Ömeriye Hamam (lit. 'Ömeriye Bath') in Nicosia, Cyprus is a historic Ottoman hammam (public bathhouse). It was created by Lala Mustafa Pasha in the 1570s, soon after the Ottoman conquest of Cyprus, and was part of the larger complex of the Ömeriye Mosque dedicated to the memory of the Caliph Omar. The complex reused the earlier 14th-century Augustinian church of St. Mary which was damaged in the Ottoman siege. The hammam was restored in 2002–2004 as part of the Lefkosia Master Plan and is still in use today as a bathhouse and spa.

==History of Ömeriye Hamam==
The site's history dates back to the 14th century, when it stood as an Augustinian church of St. Mary. Stone-built, with small domes, it is chronologically placed at around the time of Frankish and Venetian rule, approximately the same time that the city acquired its Venetian Walls.
In 1571, Mustapha Pasha converted the church into a mosque, believing that this particular spot is where the prophet Omer rested during his visit to Nicosia.

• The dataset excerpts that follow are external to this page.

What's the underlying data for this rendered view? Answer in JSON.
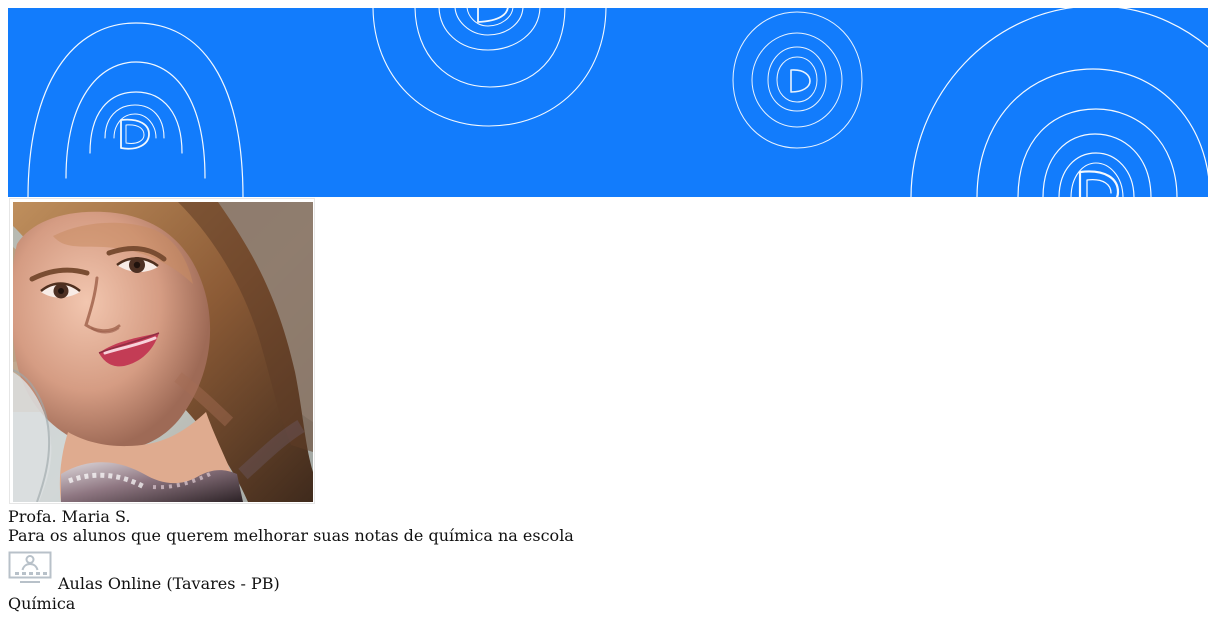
{
  "banner": {
    "background_color": "#127cfc",
    "pattern_icon": "concentric-d-logo-pattern"
  },
  "teacher": {
    "photo_icon": "teacher-portrait-photo",
    "name": "Profa. Maria S.",
    "headline": "Para os alunos que querem melhorar suas notas de química na escola",
    "lesson_icon": "online-lesson-monitor-icon",
    "lesson_type": "Aulas Online (Tavares - PB)",
    "subject": "Química"
  },
  "colors": {
    "icon_gray": "#b8c1c9",
    "text": "#111111"
  }
}
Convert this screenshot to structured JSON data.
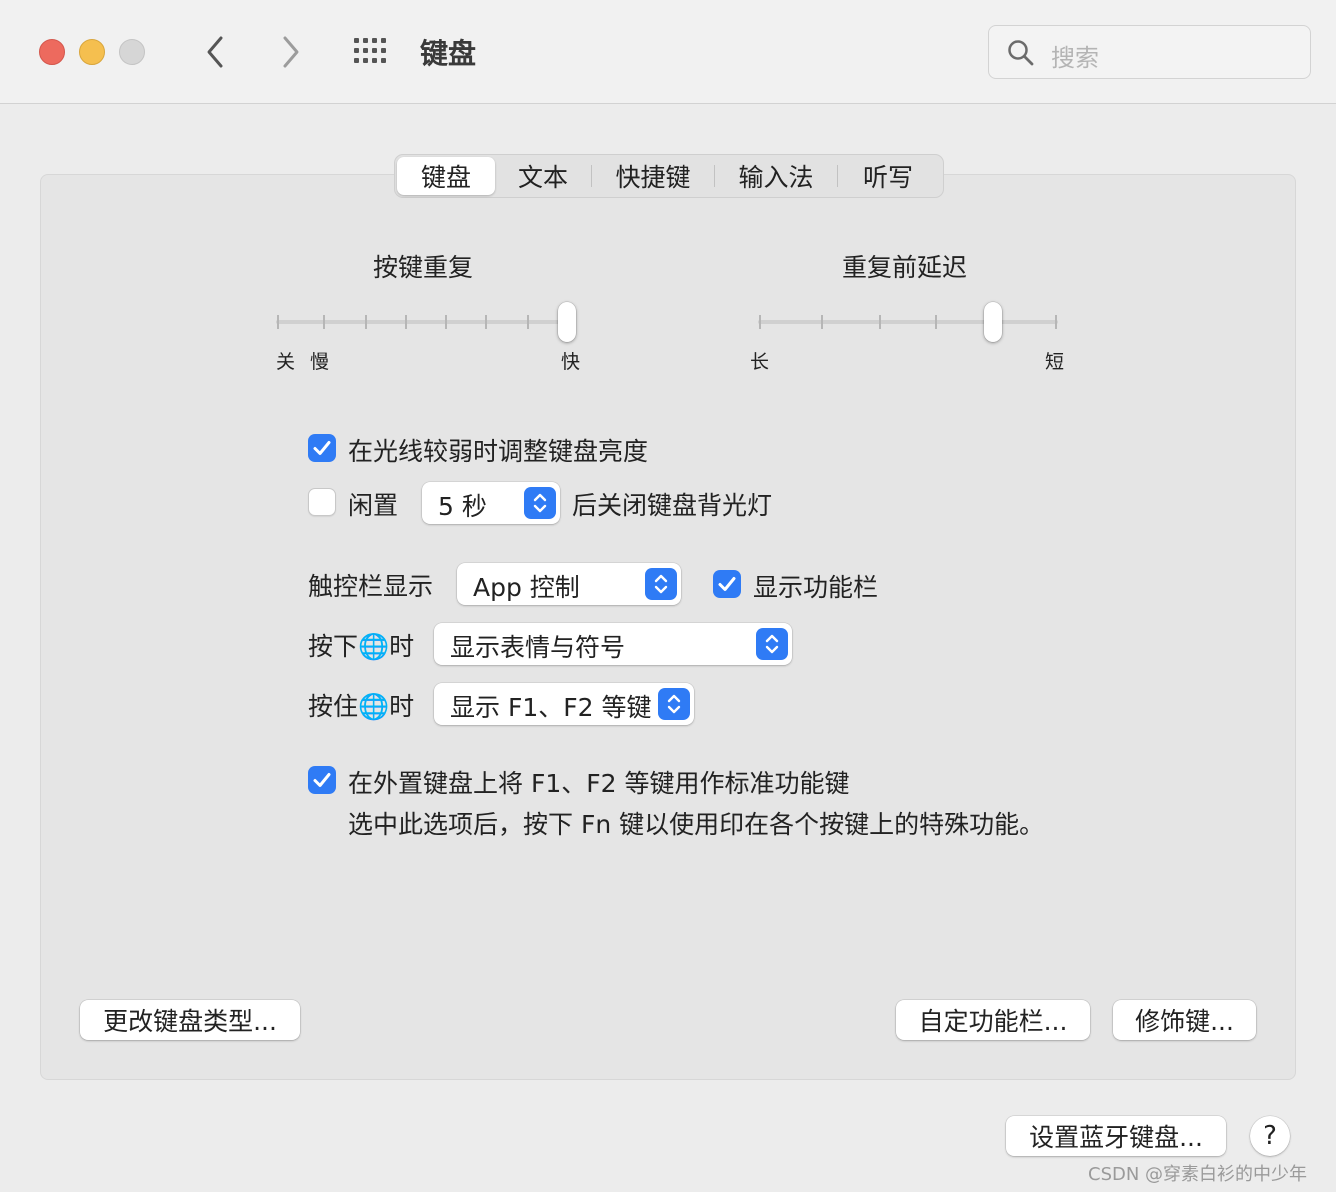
{
  "window": {
    "title": "键盘",
    "search_placeholder": "搜索"
  },
  "tabs": [
    {
      "label": "键盘",
      "active": true
    },
    {
      "label": "文本",
      "active": false
    },
    {
      "label": "快捷键",
      "active": false
    },
    {
      "label": "输入法",
      "active": false
    },
    {
      "label": "听写",
      "active": false
    }
  ],
  "key_repeat": {
    "title": "按键重复",
    "label_off": "关",
    "label_slow": "慢",
    "label_fast": "快",
    "level_fraction": 1.0
  },
  "delay_until_repeat": {
    "title": "重复前延迟",
    "label_long": "长",
    "label_short": "短",
    "level_fraction": 0.8
  },
  "options": {
    "adjust_brightness": {
      "label": "在光线较弱时调整键盘亮度",
      "checked": true
    },
    "idle_backlight": {
      "prefix": "闲置",
      "value": "5 秒",
      "suffix": "后关闭键盘背光灯",
      "checked": false
    },
    "touch_bar": {
      "label": "触控栏显示",
      "value": "App 控制"
    },
    "show_function_bar": {
      "label": "显示功能栏",
      "checked": true
    },
    "press_globe": {
      "label": "按下🌐时",
      "value": "显示表情与符号"
    },
    "hold_globe": {
      "label": "按住🌐时",
      "value": "显示 F1、F2 等键"
    },
    "standard_function_keys": {
      "label": "在外置键盘上将 F1、F2 等键用作标准功能键",
      "description": "选中此选项后，按下 Fn 键以使用印在各个按键上的特殊功能。",
      "checked": true
    }
  },
  "buttons": {
    "change_keyboard_type": "更改键盘类型...",
    "customize_control_strip": "自定功能栏...",
    "modifier_keys": "修饰键...",
    "setup_bluetooth": "设置蓝牙键盘...",
    "help": "?"
  },
  "watermark": "CSDN @穿素白衫的中少年",
  "colors": {
    "accent": "#2f7bf5",
    "close": "#ed6a5e",
    "minimize": "#f5bf4f",
    "zoom_disabled": "#d6d6d6"
  }
}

Most of the original building was destroyed by Ottoman artillery, although the door of the main entrance still belongs to the 14th century Lusignan building, whilst remains of a later Renaissance phase can be seen at the north-eastern side of the monument. In 2003, the [EU] funded a bi-communal UNDP/UNOPS project, "Partnership for the Future", in collaboration with Nicosia Municipality and Nicosia Master Plan, to restore the Omerye Bath.

==Spa and wellness==
The hamam is still in use today and after its recent restoration project, it has become a favourite place for relaxation in Nicosia. In 2006 it received the Europa Nostra prize for the Conservation of Architectural Heritage.